Electronic and hardcopy records of labor deliveries between January 2012 and December 2015 were reviewed at KK Women’s and Children’s Hospital, Singapore. The primary outcome was the prevalence of episodic pain. Demographic, clinical and anesthetic data were retrieved. Univariate and multivariate logistic regression analyses were used to identify associated risk factors for labor episodic pain experienced by parturients while receiving epidural analgesia. Model performance was assessed by area under the curve (AUC) from the receiver operating characteristic curve.
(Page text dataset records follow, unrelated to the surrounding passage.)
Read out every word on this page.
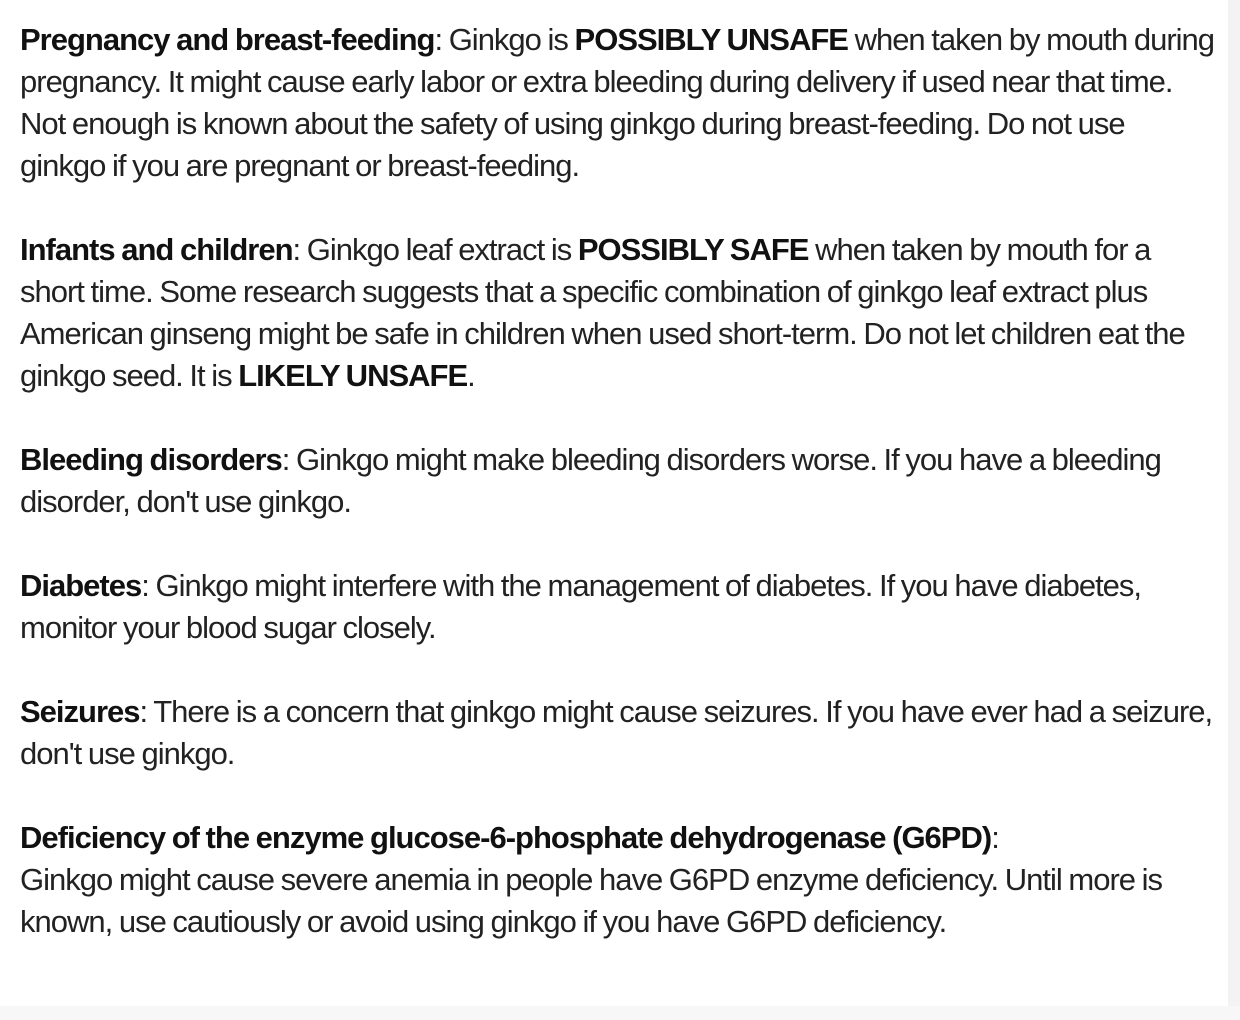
Pregnancy and breast-feeding: Ginkgo is POSSIBLY UNSAFE when taken by mouth during pregnancy. It might cause early labor or extra bleeding during delivery if used near that time. Not enough is known about the safety of using ginkgo during breast-feeding. Do not use ginkgo if you are pregnant or breast-feeding.

Infants and children: Ginkgo leaf extract is POSSIBLY SAFE when taken by mouth for a short time. Some research suggests that a specific combination of ginkgo leaf extract plus American ginseng might be safe in children when used short-term. Do not let children eat the ginkgo seed. It is LIKELY UNSAFE.

Bleeding disorders: Ginkgo might make bleeding disorders worse. If you have a bleeding disorder, don't use ginkgo.

Diabetes: Ginkgo might interfere with the management of diabetes. If you have diabetes, monitor your blood sugar closely.

Seizures: There is a concern that ginkgo might cause seizures. If you have ever had a seizure, don't use ginkgo.

Deficiency of the enzyme glucose-6-phosphate dehydrogenase (G6PD):
Ginkgo might cause severe anemia in people have G6PD enzyme deficiency. Until more is known, use cautiously or avoid using ginkgo if you have G6PD deficiency.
The prevalence of labor episodic pain was 14.2% (2,951 of 20,798 parturients). The risk factors associated with labor episodic pain, which are given here as factor (OR, 95% CI), are the following: need for epidural resiting (11.4, 7.53–17.28), higher pain scores intrapartum (1.34, 1.32–1.36), higher Bromage scores (1.12, 1.02–1.22), the need for instrumental delivery (1.32, 1.16–1.52), the need for cesarean delivery (1.41, 1.26–1.59), the presence of venous puncture (1.29, 1.03–1.62), the presence of dural puncture (14.28, 5.92–34.43), the presence of high block (6.05, 1.39–26.35), the need for a urinary catheter (1.17, 1.17–1.34), larger volumes of local anesthetics used (1.01, 1.01–1.01) and higher body mass index (1.01, 1.01–1.02), and decreased maternal satisfaction (0.97, 0.97–0.98). The AUC was 0.80.